Figure 3. Empreinte énergétique des smartphones depuis 2007.
Source : Jardim, Elizabeth, From Smart to senseless: The Global Impact of 10 Years of Smartphones, Greenpeace, 2017, p. 5.

L’association Les Amis de la Terre soulignent que les caractéristiques du secteur de l’électronique sont de vrais obstacles pour mener des actions et obtenir des améliorations réelles en termes de justice environnementale et sociale. Le caractère très compétitif du secteur conduit à un nivellement par le bas des conditions environnementales et sociales. Les acteurs sont engagés dans une recherche permanente de diminution des coûts pour rester dans la « course ». Il est donc difficile d’amener un acteur à modifier ses pratiques individuellement. Il faut donc agir sur plusieurs acteurs en même temps. L’existence de barrières (coûts de R&D par exemple) à l’entrée du marché des smartphones a contribué à la formation d’un oligopole sur celui-ci.
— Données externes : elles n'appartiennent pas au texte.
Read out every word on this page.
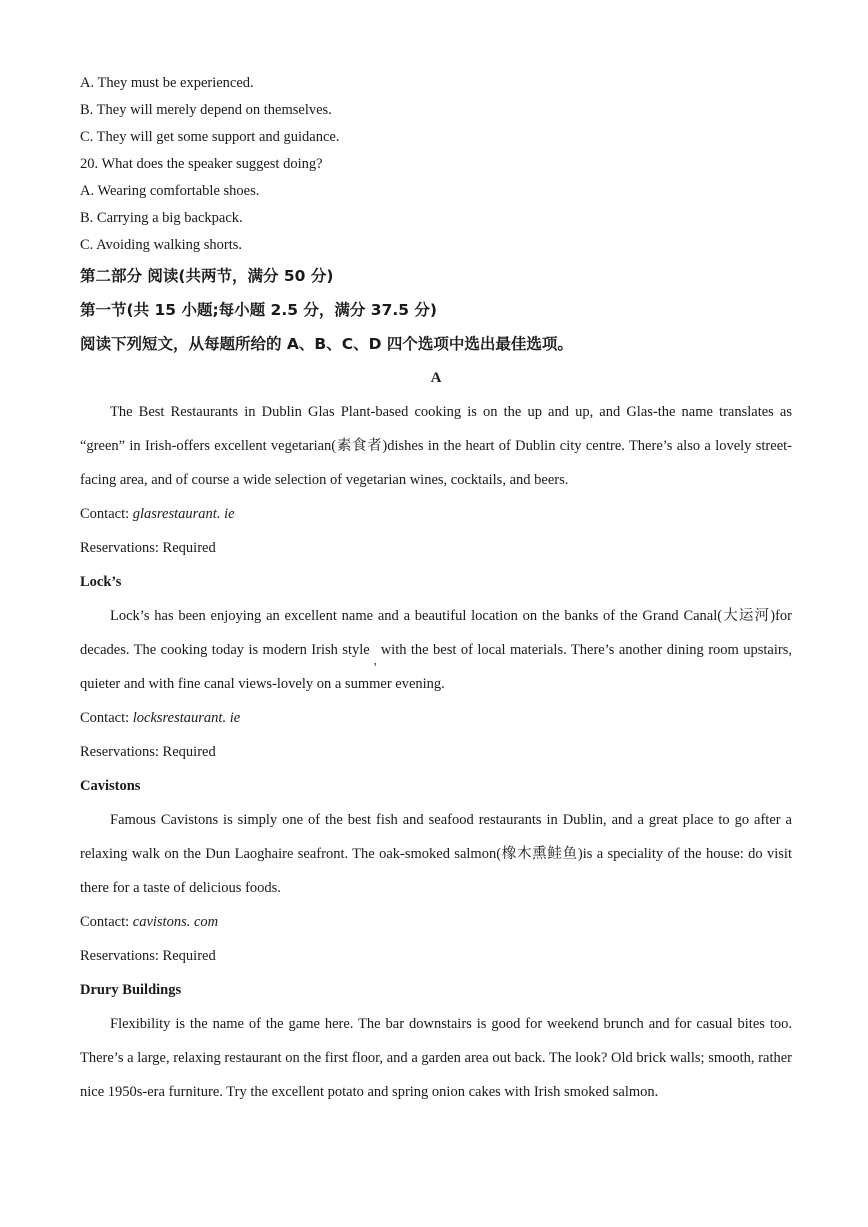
A. They must be experienced.
B. They will merely depend on themselves.
C. They will get some support and guidance.
20. What does the speaker suggest doing?
A. Wearing comfortable shoes.
B. Carrying a big backpack.
C. Avoiding walking shorts.
第二部分 阅读(共两节，满分 50 分)
第一节(共 15 小题;每小题 2.5 分，满分 37.5 分)
阅读下列短文，从每题所给的 A、B、C、D 四个选项中选出最佳选项。
A

The Best Restaurants in Dublin Glas Plant-based cooking is on the up and up, and Glas-the name translates as “green” in Irish-offers excellent vegetarian(素食者)dishes in the heart of Dublin city centre. There’s also a lovely street-facing area, and of course a wide selection of vegetarian wines, cocktails, and beers.

Contact: glasrestaurant. ie
Reservations: Required
Lock’s

Lock’s has been enjoying an excellent name and a beautiful location on the banks of the Grand Canal(大运河)for decades. The cooking today is modern Irish style$_,$with the best of local materials. There’s another dining room upstairs, quieter and with fine canal views-lovely on a summer evening.

Contact: locksrestaurant. ie
Reservations: Required
Cavistons

Famous Cavistons is simply one of the best fish and seafood restaurants in Dublin, and a great place to go after a relaxing walk on the Dun Laoghaire seafront. The oak-smoked salmon(橡木熏鲑鱼)is a speciality of the house: do visit there for a taste of delicious foods.

Contact: cavistons. com
Reservations: Required
Drury Buildings

Flexibility is the name of the game here. The bar downstairs is good for weekend brunch and for casual bites too. There’s a large, relaxing restaurant on the first floor, and a garden area out back. The look? Old brick walls; smooth, rather nice 1950s-era furniture. Try the excellent potato and spring onion cakes with Irish smoked salmon.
Cette structure de marché particulière, différente du monopole ou de la concurrence, se caractérise par la présence d’un faible nombre d’entreprises disposant généralement d’un pouvoir de marché. Ces entreprises (Apple, Samsung, Motorola, Sony, Microsoft, Huawei, Xiaomi) déjà en place n’ont par conséquent pas d’intérêt à faire évoluer leurs pratiques. Le marketing agressif auquel elles se livrent engendre une clientèle captive : les consommateurs sont dépendants de ces entreprises, et ne se montrent pas sensibles aux violations des normes et des règles environnementales et sociales, malgré leur médiatisation régulière.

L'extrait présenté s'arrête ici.